I just realized that I didn’t address this part of your question directly.
What I actually meant was that you take the 5 most full (brood and food) frames from the weak hive, and put them into a 5 frame nucleus box. If there are undrawn or empty frames, leave those out. Once the colony has recovered and is filling the space with plenty of bees, you can expand back into an 8 or 10-frame box.
Chalk brood can occur during warm dry conditions too like happened to me in summer.
The warmest and driest period of the year precipitated an outbreak. Certainly I had an underpopulation issue and when I happened to find Michael Bush’s advice (as per his link above) it really helped control it.

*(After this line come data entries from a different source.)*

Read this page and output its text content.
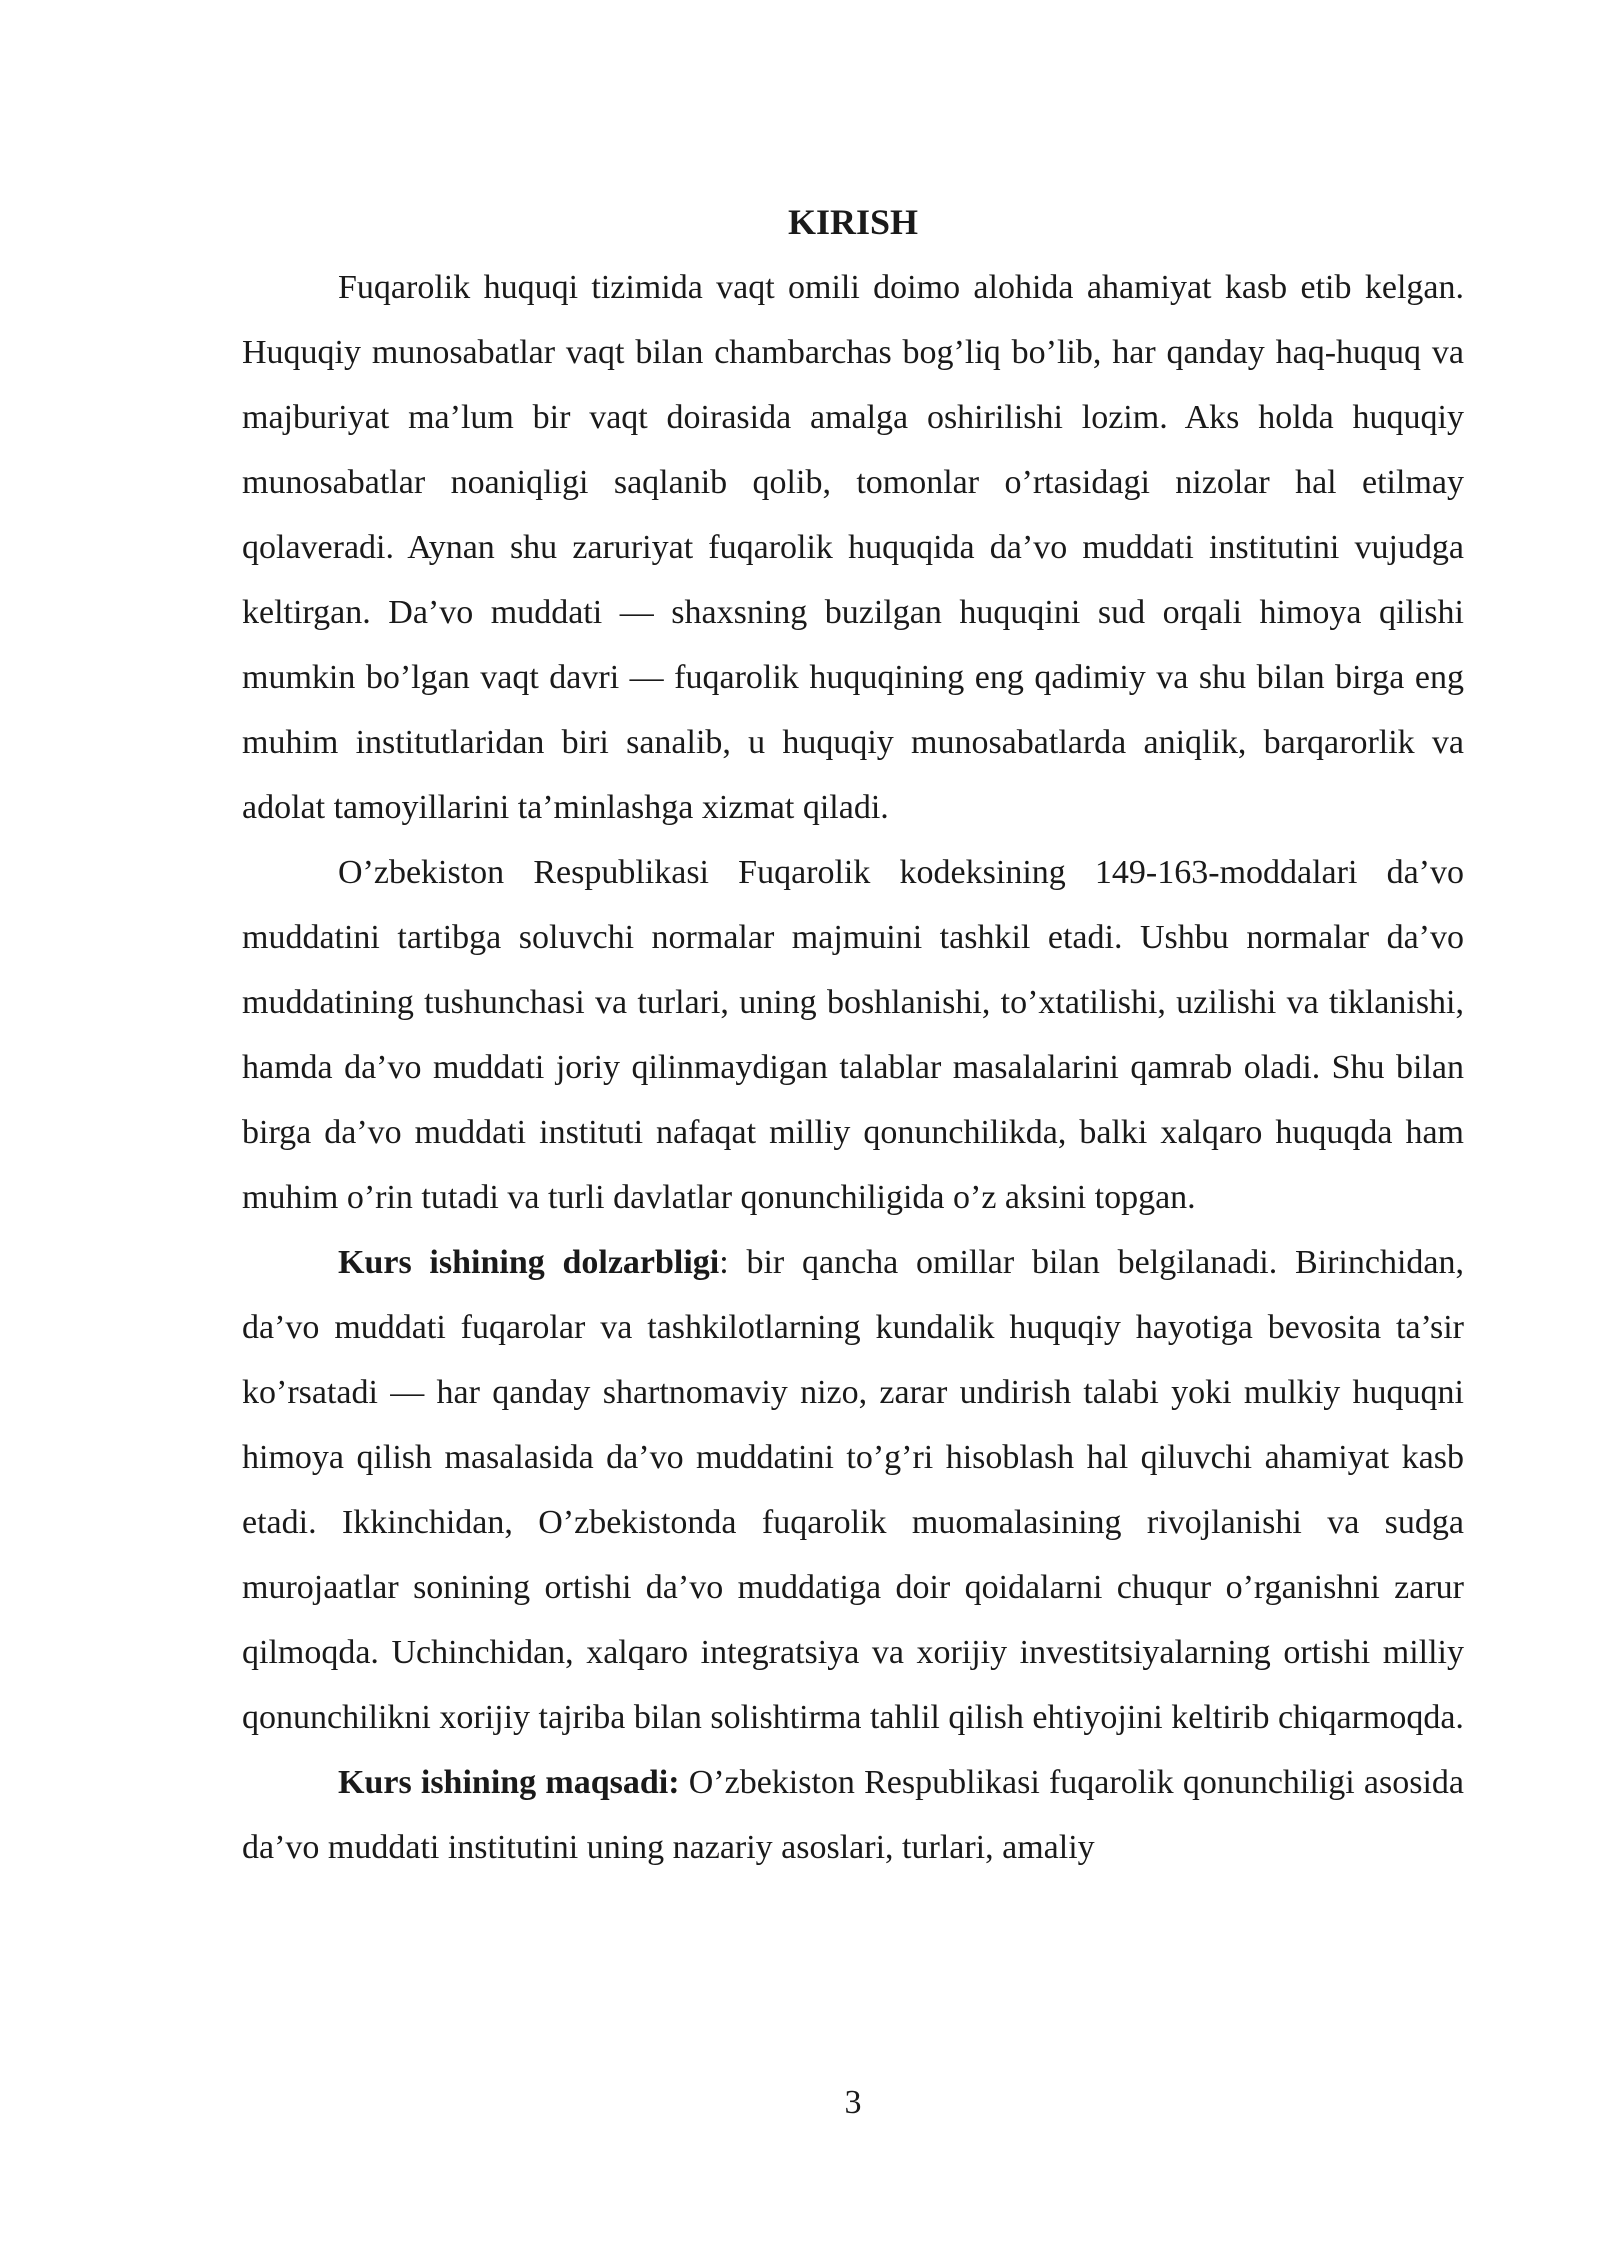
KIRISH

Fuqarolik huquqi tizimida vaqt omili doimo alohida ahamiyat kasb etib kelgan. Huquqiy munosabatlar vaqt bilan chambarchas bog’liq bo’lib, har qanday haq-huquq va majburiyat ma’lum bir vaqt doirasida amalga oshirilishi lozim. Aks holda huquqiy munosabatlar noaniqligi saqlanib qolib, tomonlar o’rtasidagi nizolar hal etilmay qolaveradi. Aynan shu zaruriyat fuqarolik huquqida da’vo muddati institutini vujudga keltirgan. Da’vo muddati — shaxsning buzilgan huquqini sud orqali himoya qilishi mumkin bo’lgan vaqt davri — fuqarolik huquqining eng qadimiy va shu bilan birga eng muhim institutlaridan biri sanalib, u huquqiy munosabatlarda aniqlik, barqarorlik va adolat tamoyillarini ta’minlashga xizmat qiladi.

O’zbekiston Respublikasi Fuqarolik kodeksining 149-163-moddalari da’vo muddatini tartibga soluvchi normalar majmuini tashkil etadi. Ushbu normalar da’vo muddatining tushunchasi va turlari, uning boshlanishi, to’xtatilishi, uzilishi va tiklanishi, hamda da’vo muddati joriy qilinmaydigan talablar masalalarini qamrab oladi. Shu bilan birga da’vo muddati instituti nafaqat milliy qonunchilikda, balki xalqaro huquqda ham muhim o’rin tutadi va turli davlatlar qonunchiligida o’z aksini topgan.

Kurs ishining dolzarbligi: bir qancha omillar bilan belgilanadi. Birinchidan, da’vo muddati fuqarolar va tashkilotlarning kundalik huquqiy hayotiga bevosita ta’sir ko’rsatadi — har qanday shartnomaviy nizo, zarar undirish talabi yoki mulkiy huquqni himoya qilish masalasida da’vo muddatini to’g’ri hisoblash hal qiluvchi ahamiyat kasb etadi. Ikkinchidan, O’zbekistonda fuqarolik muomalasining rivojlanishi va sudga murojaatlar sonining ortishi da’vo muddatiga doir qoidalarni chuqur o’rganishni zarur qilmoqda. Uchinchidan, xalqaro integratsiya va xorijiy investitsiyalarning ortishi milliy qonunchilikni xorijiy tajriba bilan solishtirma tahlil qilish ehtiyojini keltirib chiqarmoqda.

Kurs ishining maqsadi: O’zbekiston Respublikasi fuqarolik qonunchiligi asosida da’vo muddati institutini uning nazariy asoslari, turlari, amaliy

3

The Australian Beekeeping Guide by Goodman and Kaczynski (page 92), suggest, (following them noting that it can occur in warm dry periods), that, “poor conditions such as limited supplies of nectar and pollen may be a factor. Moving hives to good conditions or feeding colonies sugar syrup and protein supplements may help recovery. While high protein pollen is preferred, any pollen is better than none at all. Ideally the bees should have access to pollen from several plant species for a balanced nutritional diet.”
Thanks @Dawn_SD @Michael_Bush @Dan2. Great advice and much appreciated!
Hi Webclan,
Chalkbrood spores are viable for decades, even after a few brood cycles I don’t think you could ever say your hive is cured unless the bees leave and you have it irradiated.